Kammerchor des Landes in der Heidelberger Raphaelkirche

Rhein-Neckar-Zeitung, 19.09.2017

Als Jochen Woll seine Sangesstimmen über alle Ecken und Phrasenenden von Josquin Desprez' „Agnus Dei" hinweg­ schweifen ließ, wo das Gefühl von Anfang und Ende gänzlich verloren ging, erhielt der Titel dieses Konzerts, „Zeit-los", schnell seine Berechtigung. Auch deshalb, weil diese älteste polyphone Musik (Desprez wurde 1440 geboren) gar nicht soweit von späteren Epochen entfernt lag. Das raffinierte Spiel mit Echo-Effekten traf hier gekonnt die Mitte zwischen er­widerndem Nachhall und Weiterentwicklung. Woll gab hierbei jedem Register seines Kammerchores Baden-Württemberg individuell Zeit zum Aufbäumen und Abflauen, ließ sie gleich­zeitig aber das Gesamtkonstrukt nie verlassen.

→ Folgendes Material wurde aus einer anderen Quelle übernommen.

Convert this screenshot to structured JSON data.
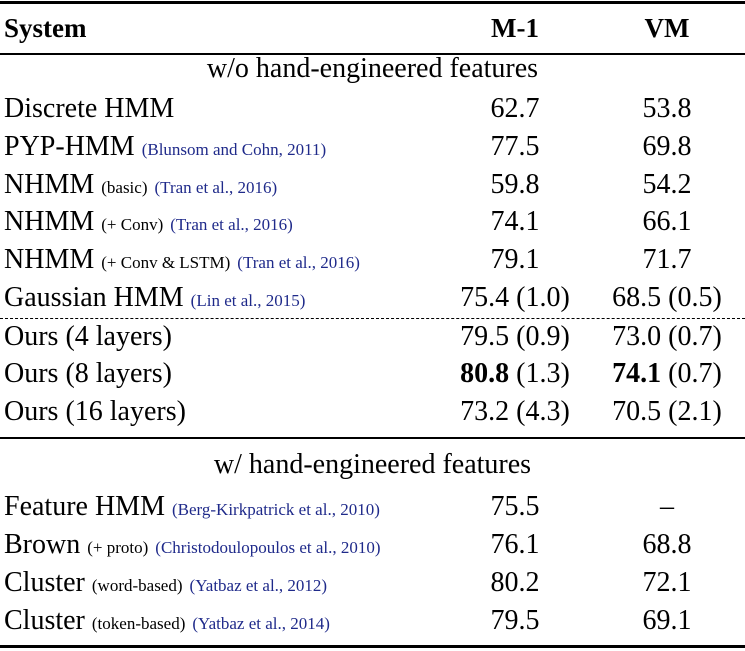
{
  "table": {
    "header": {
      "system": "System",
      "m1": "M-1",
      "vm": "VM"
    },
    "sections": [
      {
        "heading": "w/o hand-engineered features",
        "groups": [
          [
            {
              "name": "Discrete HMM",
              "m1": "62.7",
              "vm": "53.8"
            },
            {
              "name": "PYP-HMM",
              "cite": "(Blunsom and Cohn, 2011)",
              "m1": "77.5",
              "vm": "69.8"
            },
            {
              "name": "NHMM",
              "note": "(basic)",
              "cite": "(Tran et al., 2016)",
              "m1": "59.8",
              "vm": "54.2"
            },
            {
              "name": "NHMM",
              "note": "(+ Conv)",
              "cite": "(Tran et al., 2016)",
              "m1": "74.1",
              "vm": "66.1"
            },
            {
              "name": "NHMM",
              "note": "(+ Conv & LSTM)",
              "cite": "(Tran et al., 2016)",
              "m1": "79.1",
              "vm": "71.7"
            },
            {
              "name": "Gaussian HMM",
              "cite": "(Lin et al., 2015)",
              "m1": "75.4",
              "m1_sd": "(1.0)",
              "vm": "68.5",
              "vm_sd": "(0.5)"
            }
          ],
          [
            {
              "name": "Ours (4 layers)",
              "m1": "79.5",
              "m1_sd": "(0.9)",
              "vm": "73.0",
              "vm_sd": "(0.7)"
            },
            {
              "name": "Ours (8 layers)",
              "m1": "80.8",
              "m1_sd": "(1.3)",
              "vm": "74.1",
              "vm_sd": "(0.7)",
              "bold": true
            },
            {
              "name": "Ours (16 layers)",
              "m1": "73.2",
              "m1_sd": "(4.3)",
              "vm": "70.5",
              "vm_sd": "(2.1)"
            }
          ]
        ]
      },
      {
        "heading": "w/ hand-engineered features",
        "groups": [
          [
            {
              "name": "Feature HMM",
              "cite": "(Berg-Kirkpatrick et al., 2010)",
              "m1": "75.5",
              "vm": "–"
            },
            {
              "name": "Brown",
              "note": "(+ proto)",
              "cite": "(Christodoulopoulos et al., 2010)",
              "m1": "76.1",
              "vm": "68.8"
            },
            {
              "name": "Cluster",
              "note": "(word-based)",
              "cite": "(Yatbaz et al., 2012)",
              "m1": "80.2",
              "vm": "72.1"
            },
            {
              "name": "Cluster",
              "note": "(token-based)",
              "cite": "(Yatbaz et al., 2014)",
              "m1": "79.5",
              "vm": "69.1"
            }
          ]
        ]
      }
    ]
  }
}
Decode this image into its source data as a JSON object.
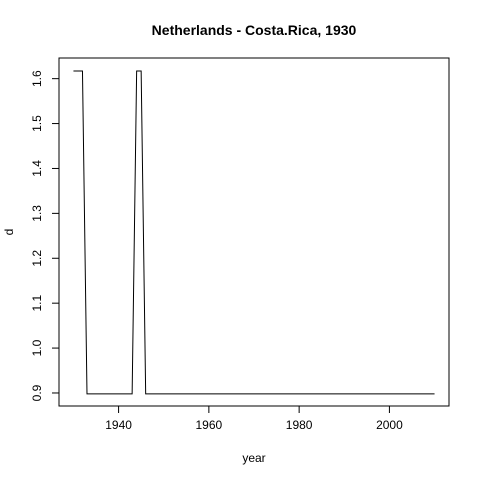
{
  "chart_data": {
    "type": "line",
    "title": "Netherlands - Costa.Rica, 1930",
    "xlabel": "year",
    "ylabel": "d",
    "xlim": [
      1926.8,
      2013.2
    ],
    "ylim": [
      0.871,
      1.646
    ],
    "x_ticks": [
      1940,
      1960,
      1980,
      2000
    ],
    "y_ticks": [
      0.9,
      1.0,
      1.1,
      1.2,
      1.3,
      1.4,
      1.5,
      1.6
    ],
    "x_tick_labels": [
      "1940",
      "1960",
      "1980",
      "2000"
    ],
    "y_tick_labels": [
      "0.9",
      "1.0",
      "1.1",
      "1.2",
      "1.3",
      "1.4",
      "1.5",
      "1.6"
    ],
    "series": [
      {
        "name": "d",
        "x": [
          1930,
          1932,
          1933,
          1943,
          1944,
          1945,
          1946,
          2010
        ],
        "y": [
          1.617,
          1.617,
          0.898,
          0.898,
          1.617,
          1.617,
          0.898,
          0.898
        ]
      }
    ]
  }
}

Nächste Station dieser Zeitreise war der einstige Thomas-Kantor Johann Hermann Schein. Überaus ernst und dringlich meinten es die Sänger mit dessen Bitte „Wende dich, Herr, und sei mir gnädig": Einmal gelöst und nach vorne orientiert, zugleich aber von einer nicht zu verbergenden Angst geleitet. Hinter der sorgfältigen Herausarbeitung dieser hochkomplexen Strukturen steckte meisterhafte Chorarbeit. Das verriet auch Bachs „Der Geist hilft unser Schwachheit auf", das vom ersten Einsatz an in stechend scharfer Präzision und Rhythmisierung hervorschoss. Unglaublich diese Energie, die da die Raphaelskirche hellauf erstrahlen ließ. Zwischendurch schraubte Woll den Regler an Schlagfertigkeit zugunsten federnder Leichtigkeit allerdings auch gern mal runter.

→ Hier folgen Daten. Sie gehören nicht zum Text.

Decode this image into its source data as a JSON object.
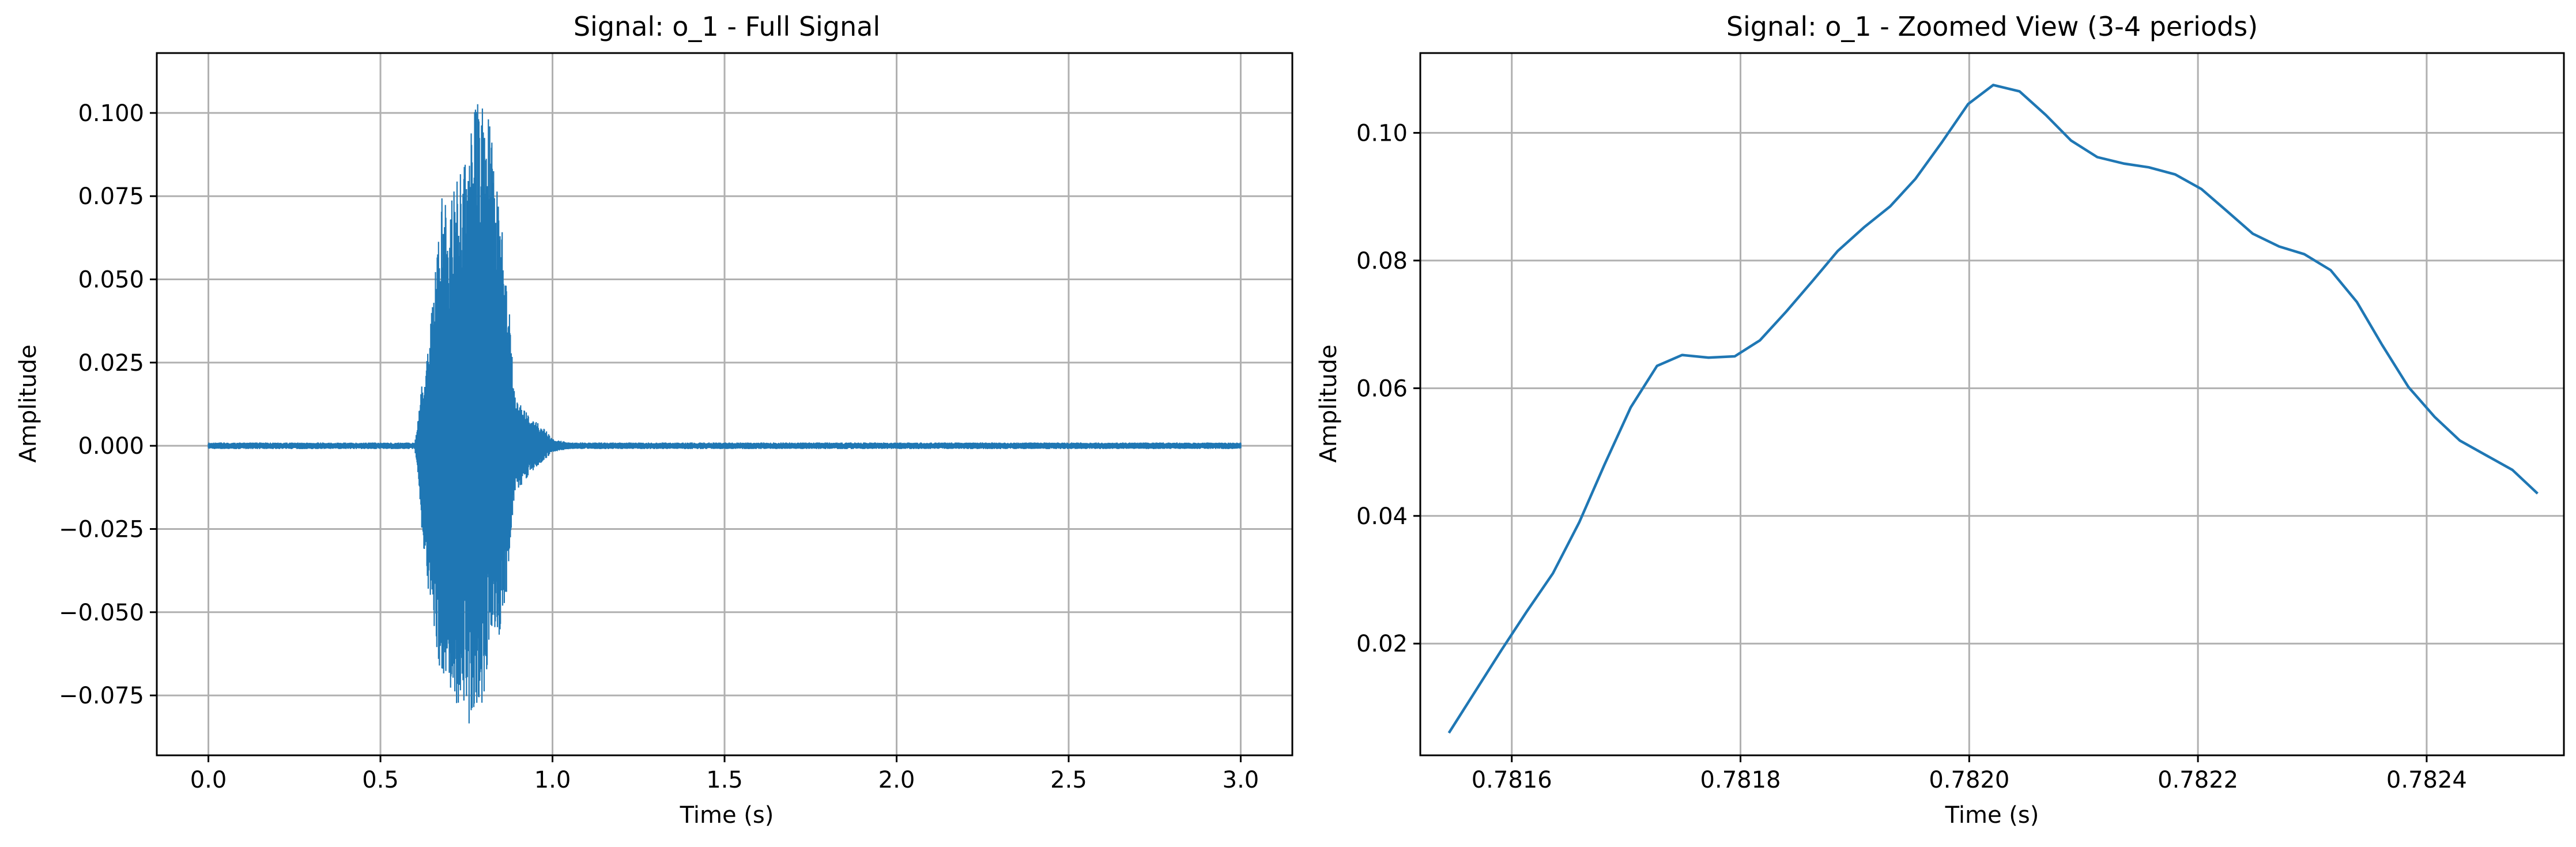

Der große Bach-Verehrer Mendelssohn verschaffte mit „Mein Gott, warum hast Du mich verlassen" zahlreichen Sängern auch solistische Auftritte, wo besonders die Tenöre mit ausgereiften Stimmcharakteren überzeugten. Bei sei­ner Bearbeitung von Mendelssohns „Verleih uns Frieden" hatte Woll mit der radikalen Entschleunigung in vier Langsamkeiten nicht zu viel versprochen. Die still und autark vor sich hinlebenden Töne haben ihre meditative Wirkung definitiv nicht verfehlt.
In der Gegenwart war man mit Petr Ebens „De tempore" angekommen, das mit Klangzitaten verschiedener Stilistiken und viel Sprechgesang, Glissandi und Disharmonien dem Konzert-Motto wahrscheinlich am besten gerecht wurde. Diese Musik war nämlich nirgendwo zu verorten und versetzte mit konträr aufeinandertreffenden Elementen die Hörgewohnheiten des Publikums nicht selten in eine Orientierungslosigkeit. Faszinierend.